Tapi untungnya mereka tidak ketahuan. Walaupun seperti itu, Misel menaruh kecurigaan kepada Hany. Ia berpikir mungkin saja orang yang kemarin mengirimkannya surat adalah Hany. Hal itu berarti Hany sudah mengetahui apa yang telah dilakukannya selama ini bersama Irsyad terhadap Elina. Misel benar-benar tenggelam dengan rasa ketakutan dan pikiran buruknya.
Saat Misel memastikan Hany sudah tidak ada. Ia langsung berjalan ke kamarnya. Jalannya sedikit pincang dan tampak sempoyongan akibat perbuatan Irsyad kemarin di kosan. Misel merebahkan diri di kasur dan mengambil ponsel untuk mengabari Irsyad tentang kejadian ini. Lalu mencoba memejamkan mata untuk istirahat.
“Kak maafin Misel ya” Misel bermonolog, tak sadar air matanya jatuh mengalir di pipi.
***
Sekitar pukul tujuh malam,Reza mengajak Hany untuk pergi makan di dekat kampus. Hany setuju karena ia habis pulang rapat unit kegiatan mahasiswa, ditambah semenjak kejadian tadi siang mereka berdua belum saling bertukar informasi. Hany ingin segera mengetahui apa yang telah di dapatkan oleh Reza begitupun dengan Reza.
“Gila! Gue yakin mamanya Elina kaya begitu buat ngilangin jejak,” ucap Reza dengan suara ang cukup keras setelah mendengarkan apa saja yang Hany dapat tadi siang. Refleks, Hany meletakkan jari telunjuknya di dekat bibir Reza agar suaranya dapat terkontrol.
“Maaf gue kelepasan,” balas Reza mencoba tenang kembali.
“Lu ada benernya juga si Kak.
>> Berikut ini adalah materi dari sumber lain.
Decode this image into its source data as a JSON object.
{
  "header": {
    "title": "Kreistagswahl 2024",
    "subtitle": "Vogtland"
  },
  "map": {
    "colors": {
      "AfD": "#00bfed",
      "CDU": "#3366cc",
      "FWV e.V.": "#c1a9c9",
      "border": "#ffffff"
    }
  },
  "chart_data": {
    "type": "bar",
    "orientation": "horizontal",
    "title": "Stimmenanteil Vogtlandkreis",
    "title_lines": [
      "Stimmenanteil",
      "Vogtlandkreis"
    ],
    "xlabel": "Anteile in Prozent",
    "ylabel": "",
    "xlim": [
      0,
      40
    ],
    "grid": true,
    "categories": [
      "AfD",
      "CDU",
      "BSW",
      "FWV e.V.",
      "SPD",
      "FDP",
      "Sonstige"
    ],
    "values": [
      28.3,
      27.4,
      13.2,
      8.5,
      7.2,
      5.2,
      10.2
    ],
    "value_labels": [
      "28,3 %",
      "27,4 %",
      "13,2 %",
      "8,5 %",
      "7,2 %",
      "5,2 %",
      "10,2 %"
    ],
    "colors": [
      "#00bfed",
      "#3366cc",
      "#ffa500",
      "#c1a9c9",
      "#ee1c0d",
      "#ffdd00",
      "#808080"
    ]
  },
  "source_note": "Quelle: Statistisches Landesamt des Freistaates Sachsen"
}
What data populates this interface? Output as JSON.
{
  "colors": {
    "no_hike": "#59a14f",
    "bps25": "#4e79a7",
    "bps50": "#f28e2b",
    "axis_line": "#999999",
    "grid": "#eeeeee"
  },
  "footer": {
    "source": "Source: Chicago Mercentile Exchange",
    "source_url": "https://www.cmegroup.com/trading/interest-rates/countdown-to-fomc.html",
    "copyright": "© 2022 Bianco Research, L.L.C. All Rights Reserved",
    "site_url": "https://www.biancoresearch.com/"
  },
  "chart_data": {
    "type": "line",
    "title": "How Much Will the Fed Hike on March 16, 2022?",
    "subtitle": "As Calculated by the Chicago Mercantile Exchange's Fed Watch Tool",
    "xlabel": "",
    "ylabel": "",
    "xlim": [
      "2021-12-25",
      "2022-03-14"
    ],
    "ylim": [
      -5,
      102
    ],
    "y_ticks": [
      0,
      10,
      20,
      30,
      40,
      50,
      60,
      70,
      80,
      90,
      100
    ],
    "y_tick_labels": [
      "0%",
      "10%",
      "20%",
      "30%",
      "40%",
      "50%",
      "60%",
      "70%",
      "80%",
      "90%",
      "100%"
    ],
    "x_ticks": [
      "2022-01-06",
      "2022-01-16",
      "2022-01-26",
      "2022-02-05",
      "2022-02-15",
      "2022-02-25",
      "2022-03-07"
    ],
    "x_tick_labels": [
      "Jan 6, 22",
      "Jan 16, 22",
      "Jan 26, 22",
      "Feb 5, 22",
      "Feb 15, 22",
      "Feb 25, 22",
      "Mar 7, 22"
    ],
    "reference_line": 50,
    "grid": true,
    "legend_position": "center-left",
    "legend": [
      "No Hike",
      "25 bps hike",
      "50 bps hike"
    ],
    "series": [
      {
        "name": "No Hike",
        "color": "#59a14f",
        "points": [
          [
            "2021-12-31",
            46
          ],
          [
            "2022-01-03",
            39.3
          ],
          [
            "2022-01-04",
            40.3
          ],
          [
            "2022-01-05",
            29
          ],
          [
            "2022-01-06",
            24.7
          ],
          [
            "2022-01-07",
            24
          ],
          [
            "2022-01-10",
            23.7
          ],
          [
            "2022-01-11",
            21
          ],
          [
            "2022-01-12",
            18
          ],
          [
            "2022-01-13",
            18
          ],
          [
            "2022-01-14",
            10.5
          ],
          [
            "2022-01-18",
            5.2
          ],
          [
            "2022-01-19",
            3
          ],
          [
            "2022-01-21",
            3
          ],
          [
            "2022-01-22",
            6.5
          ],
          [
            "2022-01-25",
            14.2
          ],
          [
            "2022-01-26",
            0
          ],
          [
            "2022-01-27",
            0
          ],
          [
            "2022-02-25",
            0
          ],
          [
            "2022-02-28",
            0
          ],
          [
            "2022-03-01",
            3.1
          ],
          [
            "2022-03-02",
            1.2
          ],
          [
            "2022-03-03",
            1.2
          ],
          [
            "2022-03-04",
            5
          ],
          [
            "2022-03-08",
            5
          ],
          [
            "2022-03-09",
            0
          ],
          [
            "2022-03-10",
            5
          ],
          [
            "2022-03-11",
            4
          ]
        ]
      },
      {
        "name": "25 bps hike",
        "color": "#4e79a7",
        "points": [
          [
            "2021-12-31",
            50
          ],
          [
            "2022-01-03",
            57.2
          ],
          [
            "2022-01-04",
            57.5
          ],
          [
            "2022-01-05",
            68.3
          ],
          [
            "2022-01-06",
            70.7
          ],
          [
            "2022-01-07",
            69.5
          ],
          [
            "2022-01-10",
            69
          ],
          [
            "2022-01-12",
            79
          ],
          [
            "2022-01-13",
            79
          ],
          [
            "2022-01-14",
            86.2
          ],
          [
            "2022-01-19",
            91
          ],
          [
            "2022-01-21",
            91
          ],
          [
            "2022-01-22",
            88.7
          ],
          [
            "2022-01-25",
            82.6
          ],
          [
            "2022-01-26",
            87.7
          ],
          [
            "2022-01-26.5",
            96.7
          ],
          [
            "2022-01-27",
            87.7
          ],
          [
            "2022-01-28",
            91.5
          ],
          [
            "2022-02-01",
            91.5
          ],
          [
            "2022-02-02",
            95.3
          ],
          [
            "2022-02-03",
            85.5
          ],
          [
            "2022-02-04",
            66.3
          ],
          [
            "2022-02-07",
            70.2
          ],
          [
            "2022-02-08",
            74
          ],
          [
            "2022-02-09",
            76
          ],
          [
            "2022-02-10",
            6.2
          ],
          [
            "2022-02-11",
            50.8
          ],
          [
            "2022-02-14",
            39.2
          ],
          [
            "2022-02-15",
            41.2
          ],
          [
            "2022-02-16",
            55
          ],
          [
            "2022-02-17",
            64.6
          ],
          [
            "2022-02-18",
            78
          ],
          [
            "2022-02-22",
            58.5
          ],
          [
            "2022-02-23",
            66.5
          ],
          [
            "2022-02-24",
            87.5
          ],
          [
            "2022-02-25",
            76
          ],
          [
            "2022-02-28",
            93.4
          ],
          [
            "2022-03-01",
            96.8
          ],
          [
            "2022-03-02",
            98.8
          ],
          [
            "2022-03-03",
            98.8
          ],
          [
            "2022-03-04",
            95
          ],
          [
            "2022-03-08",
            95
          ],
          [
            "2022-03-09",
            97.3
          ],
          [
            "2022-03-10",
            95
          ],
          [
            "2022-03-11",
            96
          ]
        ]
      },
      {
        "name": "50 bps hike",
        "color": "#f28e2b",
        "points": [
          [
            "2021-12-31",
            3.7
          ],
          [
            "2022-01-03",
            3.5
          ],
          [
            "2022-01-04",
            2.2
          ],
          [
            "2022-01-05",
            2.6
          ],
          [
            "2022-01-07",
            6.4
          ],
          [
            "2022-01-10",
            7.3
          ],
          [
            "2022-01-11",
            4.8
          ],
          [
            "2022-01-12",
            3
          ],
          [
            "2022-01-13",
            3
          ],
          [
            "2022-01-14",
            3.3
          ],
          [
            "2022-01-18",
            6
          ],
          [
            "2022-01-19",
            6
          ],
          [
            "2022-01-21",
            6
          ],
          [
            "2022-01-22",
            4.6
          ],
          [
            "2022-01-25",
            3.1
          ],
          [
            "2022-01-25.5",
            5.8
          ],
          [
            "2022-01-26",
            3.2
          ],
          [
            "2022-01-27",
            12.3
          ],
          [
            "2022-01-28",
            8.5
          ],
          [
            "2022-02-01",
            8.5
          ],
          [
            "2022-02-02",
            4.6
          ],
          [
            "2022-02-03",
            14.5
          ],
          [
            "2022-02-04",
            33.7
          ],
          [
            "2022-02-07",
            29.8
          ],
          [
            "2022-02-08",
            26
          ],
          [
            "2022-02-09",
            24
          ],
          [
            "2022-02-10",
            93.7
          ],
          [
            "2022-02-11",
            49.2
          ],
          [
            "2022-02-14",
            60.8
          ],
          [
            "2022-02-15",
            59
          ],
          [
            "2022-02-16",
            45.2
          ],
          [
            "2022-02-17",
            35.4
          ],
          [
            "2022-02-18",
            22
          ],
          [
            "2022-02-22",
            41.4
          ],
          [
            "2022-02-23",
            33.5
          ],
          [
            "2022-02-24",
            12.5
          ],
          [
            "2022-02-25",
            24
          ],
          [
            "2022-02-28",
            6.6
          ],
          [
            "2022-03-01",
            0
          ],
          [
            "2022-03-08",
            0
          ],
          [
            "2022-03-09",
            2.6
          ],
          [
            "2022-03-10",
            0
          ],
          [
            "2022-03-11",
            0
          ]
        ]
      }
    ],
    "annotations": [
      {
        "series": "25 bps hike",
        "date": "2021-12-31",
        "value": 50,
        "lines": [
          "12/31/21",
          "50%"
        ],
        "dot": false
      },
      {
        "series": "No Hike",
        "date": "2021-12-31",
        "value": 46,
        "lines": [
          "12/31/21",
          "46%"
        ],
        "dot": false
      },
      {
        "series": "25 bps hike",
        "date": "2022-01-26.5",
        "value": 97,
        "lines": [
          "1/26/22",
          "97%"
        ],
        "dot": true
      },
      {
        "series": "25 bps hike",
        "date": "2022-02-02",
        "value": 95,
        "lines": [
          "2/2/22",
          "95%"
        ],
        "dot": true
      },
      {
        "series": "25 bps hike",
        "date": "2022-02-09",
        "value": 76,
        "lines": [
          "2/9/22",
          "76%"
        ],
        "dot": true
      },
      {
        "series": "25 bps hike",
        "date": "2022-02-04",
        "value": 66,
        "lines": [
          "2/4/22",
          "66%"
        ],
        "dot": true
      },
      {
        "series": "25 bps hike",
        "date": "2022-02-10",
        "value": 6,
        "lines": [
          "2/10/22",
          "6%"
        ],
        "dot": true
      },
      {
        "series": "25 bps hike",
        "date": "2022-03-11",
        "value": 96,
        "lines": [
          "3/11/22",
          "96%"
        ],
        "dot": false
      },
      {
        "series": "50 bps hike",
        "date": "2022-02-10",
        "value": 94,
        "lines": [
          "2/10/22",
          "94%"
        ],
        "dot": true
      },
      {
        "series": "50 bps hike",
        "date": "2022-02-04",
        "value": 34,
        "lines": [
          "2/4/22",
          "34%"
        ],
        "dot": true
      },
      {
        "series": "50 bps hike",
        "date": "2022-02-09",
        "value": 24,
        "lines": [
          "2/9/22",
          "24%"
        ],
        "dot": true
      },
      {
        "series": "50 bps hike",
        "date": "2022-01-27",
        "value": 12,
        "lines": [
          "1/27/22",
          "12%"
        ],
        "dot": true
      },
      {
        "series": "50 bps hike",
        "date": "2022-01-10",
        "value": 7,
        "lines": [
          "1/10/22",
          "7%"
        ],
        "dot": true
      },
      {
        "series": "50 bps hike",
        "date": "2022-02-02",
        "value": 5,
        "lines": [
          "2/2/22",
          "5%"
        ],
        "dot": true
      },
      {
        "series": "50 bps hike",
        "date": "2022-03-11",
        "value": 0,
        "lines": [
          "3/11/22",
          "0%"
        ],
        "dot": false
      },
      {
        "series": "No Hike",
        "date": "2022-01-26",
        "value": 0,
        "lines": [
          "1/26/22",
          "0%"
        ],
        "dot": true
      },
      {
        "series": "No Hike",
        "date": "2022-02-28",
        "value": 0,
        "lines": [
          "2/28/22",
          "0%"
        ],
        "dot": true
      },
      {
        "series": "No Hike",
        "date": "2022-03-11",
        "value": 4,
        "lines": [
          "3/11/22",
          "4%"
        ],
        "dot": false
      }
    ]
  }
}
Kalau dipikir-pikir buat apa juga buang semua barang anaknya sendiri.” Hany sepaham dengan pikiran Reza.
“Pokoknya kita harus lebih sering ngintai mereka termasuk Misel sama Irsyad,” timpal Hany lagi. Ia tidak bisa menghiraukan tingkah aneh Misel dan Irsyad. Menurutnya sekarang ada empat tersangka utama yang menyebabkan Elina mati. Walaupun rasanya tidak masuk akal jika gadis berumur 15 tahun seperti Misel tega membunuh kakak kandungnya sendiri.
Reza memasang wajh serius, ia juga setuju denagan ucapan Hany.
“Btw tadi lu dapet apa dari Irsyad?” tanya Hany
Sebelum menjelaskan semuanya, Reza meneguk teh manis yang ada di depannya. Ini akan jadi cerita yang panjang dan memuaakkan. Namun baru juga Reza melempar kata-kata, dari arah samping ada seseorang yang menyapa mereka.
“Hai Za,”ucap Gisel sambil tersenyum manis.